Wednesday, August 27, 2014

Books and Stuff

I continue to enjoy these waning days of summer, although they don't include many firm plans--maybe that's why I'm enjoying them.
Made a big salad--geez, I seem to do that every day--and had it for lunch, adding the last of the pork roast, cut up.  Drove to the Shop-Rite in Waretown to pick up various items, then to the post office and library.  Took back two books on Johnny Carson--I'm over him now--and got a new bio of John Wayne. Dipped into it last night and it looks absorbing.
Earlier in the day, I had started a book by the mother of a Downs Syndrome child, but will probably put it aside.  I'm not sure why this kind of thing appeals to me. anyway--other people's woes.  I'm afraid it isn't for any benign reasons. but most likely because they make me so grateful I'm not the author or the subject.
Further "booking": Using the last of Mike's generous Mothers' Day gift, I ordered Roz Chast's Can't we Talk About Something More Pleasant: A Memoir,* from Amazon.  Am also awaiting from Amazon, Jesse James, Last Rebel of the Civil War. That may seem a peculiar topic for me, but I became interested after reading a rave review.  The author, a distinguished historian, outlines what he sees as the sociological reasons for James' criminal activity. Guess it would be included under "Why People Do What They Do," and that's a topic I find endlessly fascinating.  
Put my sale items on Facebook, then the twin beds and the maple table on Craig's List.  Actually got some interest--one woman left me a private message on FB, I called her and she said she was interested in the armoire.  Unfortunately, she needed me to deliver it (to Mays Landing) and I'm not able to.  We agreed cordially it wasn't to be.
Somebody else does want to buy the rattan chest.  Darn, I asked only ten bucks for it and I bet I could get twenty...
...aagh--what an idiotic reaction!  I've had the damn thing for twenty years or more and the only function it serves is to contain things--pictures, mostly--that I never even look at.  Good grief, I should pay her to take it away.
Called my cousin, Marifran, in Ohio--to me, she's my "Cincinnati Sis"--and we had a good long talk.  She's had cancer for five years and is treating it with alternative medicines--oh, please, let them work.
Betty called. We'll meet at the cemetery on Saturday, the fortieth anniversary of her husband's death--how could that possibly be?--then go to lunch.

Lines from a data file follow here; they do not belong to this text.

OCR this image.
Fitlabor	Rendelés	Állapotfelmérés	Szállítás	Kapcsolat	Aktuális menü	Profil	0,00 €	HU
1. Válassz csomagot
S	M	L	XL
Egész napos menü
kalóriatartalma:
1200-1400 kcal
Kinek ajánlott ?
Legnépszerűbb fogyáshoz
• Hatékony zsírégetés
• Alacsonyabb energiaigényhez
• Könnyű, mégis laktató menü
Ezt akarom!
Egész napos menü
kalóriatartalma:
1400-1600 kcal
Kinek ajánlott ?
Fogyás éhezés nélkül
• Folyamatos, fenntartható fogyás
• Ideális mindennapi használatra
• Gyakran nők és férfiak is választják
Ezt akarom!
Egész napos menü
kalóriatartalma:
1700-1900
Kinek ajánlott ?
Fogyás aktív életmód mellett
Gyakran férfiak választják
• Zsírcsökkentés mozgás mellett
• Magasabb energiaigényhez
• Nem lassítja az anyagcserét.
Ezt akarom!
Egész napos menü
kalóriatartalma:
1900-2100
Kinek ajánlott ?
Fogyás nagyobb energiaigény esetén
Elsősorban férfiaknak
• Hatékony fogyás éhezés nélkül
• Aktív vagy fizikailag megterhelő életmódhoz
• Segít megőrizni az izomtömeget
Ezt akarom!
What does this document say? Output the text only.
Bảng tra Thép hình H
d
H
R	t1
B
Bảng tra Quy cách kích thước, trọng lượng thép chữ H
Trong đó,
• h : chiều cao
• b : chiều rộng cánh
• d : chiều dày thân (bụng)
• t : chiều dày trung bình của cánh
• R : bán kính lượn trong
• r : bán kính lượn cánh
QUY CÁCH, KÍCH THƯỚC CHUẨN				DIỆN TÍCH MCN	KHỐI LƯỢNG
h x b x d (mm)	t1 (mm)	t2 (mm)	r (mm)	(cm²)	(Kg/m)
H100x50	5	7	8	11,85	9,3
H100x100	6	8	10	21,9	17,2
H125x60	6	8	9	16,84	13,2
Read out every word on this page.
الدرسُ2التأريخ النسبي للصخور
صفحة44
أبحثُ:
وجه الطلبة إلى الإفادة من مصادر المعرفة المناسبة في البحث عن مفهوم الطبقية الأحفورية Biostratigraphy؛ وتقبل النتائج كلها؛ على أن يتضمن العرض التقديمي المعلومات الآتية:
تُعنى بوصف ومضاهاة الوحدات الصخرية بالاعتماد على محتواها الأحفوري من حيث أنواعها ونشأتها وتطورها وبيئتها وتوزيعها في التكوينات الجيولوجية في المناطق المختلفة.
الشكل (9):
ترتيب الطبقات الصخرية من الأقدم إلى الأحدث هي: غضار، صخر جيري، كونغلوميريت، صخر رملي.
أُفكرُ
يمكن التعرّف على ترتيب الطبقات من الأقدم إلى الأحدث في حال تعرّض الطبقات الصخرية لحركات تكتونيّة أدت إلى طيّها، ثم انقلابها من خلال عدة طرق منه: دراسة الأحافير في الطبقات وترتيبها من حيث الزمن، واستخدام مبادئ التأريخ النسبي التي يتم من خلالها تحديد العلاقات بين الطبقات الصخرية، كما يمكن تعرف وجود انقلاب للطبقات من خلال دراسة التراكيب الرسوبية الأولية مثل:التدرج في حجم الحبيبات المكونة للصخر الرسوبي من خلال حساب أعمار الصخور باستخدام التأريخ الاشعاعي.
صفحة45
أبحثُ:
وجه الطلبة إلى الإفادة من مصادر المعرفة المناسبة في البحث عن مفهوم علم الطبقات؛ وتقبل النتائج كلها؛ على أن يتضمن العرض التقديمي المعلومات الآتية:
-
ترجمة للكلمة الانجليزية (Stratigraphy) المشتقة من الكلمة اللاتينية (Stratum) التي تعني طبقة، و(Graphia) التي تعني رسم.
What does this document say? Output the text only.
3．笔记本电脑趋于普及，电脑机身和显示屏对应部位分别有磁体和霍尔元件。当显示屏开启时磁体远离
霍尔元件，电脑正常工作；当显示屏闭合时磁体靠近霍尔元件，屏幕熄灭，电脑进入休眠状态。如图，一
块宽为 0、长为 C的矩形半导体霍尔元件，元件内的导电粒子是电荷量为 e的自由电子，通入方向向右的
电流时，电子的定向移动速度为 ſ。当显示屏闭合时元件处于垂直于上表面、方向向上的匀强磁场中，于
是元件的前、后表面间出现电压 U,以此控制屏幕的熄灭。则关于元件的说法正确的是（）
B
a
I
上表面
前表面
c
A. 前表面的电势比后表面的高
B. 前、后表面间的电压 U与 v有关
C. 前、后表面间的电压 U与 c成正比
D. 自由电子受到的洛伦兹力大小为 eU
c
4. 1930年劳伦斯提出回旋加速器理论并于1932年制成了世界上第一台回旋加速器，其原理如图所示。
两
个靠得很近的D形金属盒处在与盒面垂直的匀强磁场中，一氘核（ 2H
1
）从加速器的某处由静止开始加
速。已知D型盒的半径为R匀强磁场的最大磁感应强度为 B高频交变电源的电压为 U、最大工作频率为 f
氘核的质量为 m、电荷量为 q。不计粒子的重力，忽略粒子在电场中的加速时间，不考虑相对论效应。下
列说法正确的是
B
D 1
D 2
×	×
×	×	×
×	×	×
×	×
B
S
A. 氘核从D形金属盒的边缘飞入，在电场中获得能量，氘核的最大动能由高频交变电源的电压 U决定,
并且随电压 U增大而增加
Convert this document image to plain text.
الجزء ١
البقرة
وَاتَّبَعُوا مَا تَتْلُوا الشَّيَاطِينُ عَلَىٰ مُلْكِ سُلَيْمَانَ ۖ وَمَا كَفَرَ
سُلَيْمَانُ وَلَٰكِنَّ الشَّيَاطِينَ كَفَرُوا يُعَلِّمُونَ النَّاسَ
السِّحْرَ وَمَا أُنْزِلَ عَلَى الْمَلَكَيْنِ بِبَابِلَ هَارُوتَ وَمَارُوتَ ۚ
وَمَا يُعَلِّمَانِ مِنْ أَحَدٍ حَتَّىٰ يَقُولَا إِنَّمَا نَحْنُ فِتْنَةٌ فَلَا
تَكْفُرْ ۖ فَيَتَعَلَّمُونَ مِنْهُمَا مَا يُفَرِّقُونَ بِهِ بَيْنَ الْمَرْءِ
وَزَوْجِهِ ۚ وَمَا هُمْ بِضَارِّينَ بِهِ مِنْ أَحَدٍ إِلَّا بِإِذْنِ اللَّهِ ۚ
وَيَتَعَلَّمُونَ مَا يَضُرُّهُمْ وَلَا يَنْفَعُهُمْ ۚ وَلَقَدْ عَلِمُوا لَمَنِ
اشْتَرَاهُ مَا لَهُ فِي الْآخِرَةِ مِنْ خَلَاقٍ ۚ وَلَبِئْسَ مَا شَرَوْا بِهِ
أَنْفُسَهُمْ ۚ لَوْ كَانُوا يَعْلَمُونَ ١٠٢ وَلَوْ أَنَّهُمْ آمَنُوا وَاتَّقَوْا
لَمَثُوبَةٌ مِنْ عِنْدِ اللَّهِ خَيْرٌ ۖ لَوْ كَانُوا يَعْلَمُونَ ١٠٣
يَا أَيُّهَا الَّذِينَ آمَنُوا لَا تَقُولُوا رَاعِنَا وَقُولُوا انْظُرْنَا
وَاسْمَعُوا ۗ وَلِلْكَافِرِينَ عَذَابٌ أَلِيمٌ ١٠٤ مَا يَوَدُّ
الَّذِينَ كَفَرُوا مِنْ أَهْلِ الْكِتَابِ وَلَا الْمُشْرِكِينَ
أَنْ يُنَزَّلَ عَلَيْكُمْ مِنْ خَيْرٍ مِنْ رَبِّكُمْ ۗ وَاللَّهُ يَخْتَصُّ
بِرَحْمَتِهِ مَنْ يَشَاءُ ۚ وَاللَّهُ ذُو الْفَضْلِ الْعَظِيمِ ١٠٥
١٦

*I've been a Roz Chast fan for years.  Her cartoons, instantly recognizable, appear regularly in The New Yorker.  They're invariably comments on modern life and are subtle, but not obscure (as some New Yorker cartoons are), and always more gentle than nasty.  The book is concerned with the drama surrounding the aging of her parents and, I understand, includes her art, as well as photographs, and writings.  Can't wait for Roz and Jesse to get here!